By controlling the pipelines that people use to communicate with one another, as well as shaping much of the cultural content that is filmed, broadcast on television or sent over the Internet, companies like AOL-Time Warner are able to affect the experiences of people everywhere. There is no precedent in history for this kindof overarching control of human communications.

Social critics are beginning to ask what will happen to the rich cultural diversity that makes up the ecology of human existence, when a handful of information, entertainment and telecommunications companies control much of the cultural content that makes up our daily lives.

The new forces of cultural capitalism could end up devouring our remaining cultural resources - from traditional music and dance to local festivals and sporting events, to native food and cuisine - by repackaging them into short-lived commercial entertainments, paid amusements and purchased spectacles.

Losing access to the rich cultural diversity of thousands of years of human experience could be as devastating to our future ability to survive and flourish as losing our remaining biological diversity.

When the culture itself is absorbed into the economy, only commercial bonds will be left to hold society together. The critical question in this new Age of Access is whether civilization can even exist when more and more of our relationships outside the family increasingly become a paid-for experience.
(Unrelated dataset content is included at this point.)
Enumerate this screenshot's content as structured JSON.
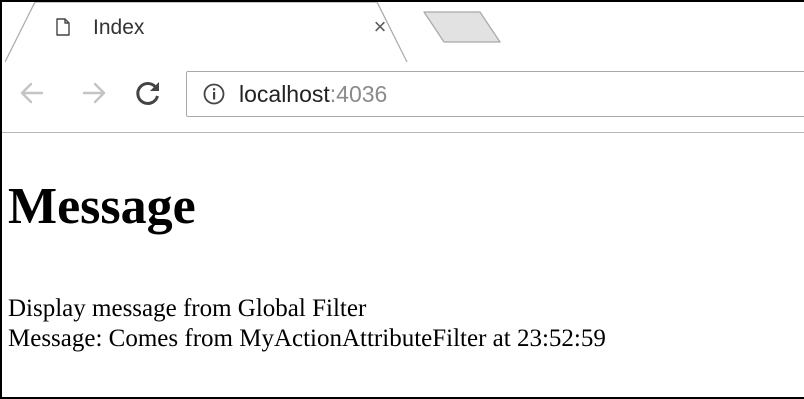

While Wall Street is celebrating the new merger, and 20 percent of the world's population is migrating to cyberspace, the rest of humanity still is caught up in the world of physical scarcity. More than half of the human race has never made a telephone call.

The world is fast developing into two distinct civilizations: those living inside the electronic gates of cyberspace, and those living on the outside.

The new, global digital communications networks, because they are so all-encompassing and comprehensive, have the effect of creating a new and totalizing social space, a second earthly sphere above mother Earth.

The migration of human commerce and social life to the realm of cyberspace isolates one part of the human population from the rest in ways never before imaginable. The great schism, in the coming age, is between those whose lives are increasingly taken up in cyberspace and those who will never have access to this new realm of human existence.

More than 20 years ago, the Harvard sociologist Daniel Bell made the observation that in the coming era, control over communication services would be a source of power, and access to communication would be a condition of freedom. The AOL-Time Warner merger brings us a step closer to that world.

The writer is author of the forthcoming ''The Age of Access: The New Culture of Hypercapitalism Where All of Life Is a Paid-For Experience.'' He contributed this comment to the Los Angeles Times.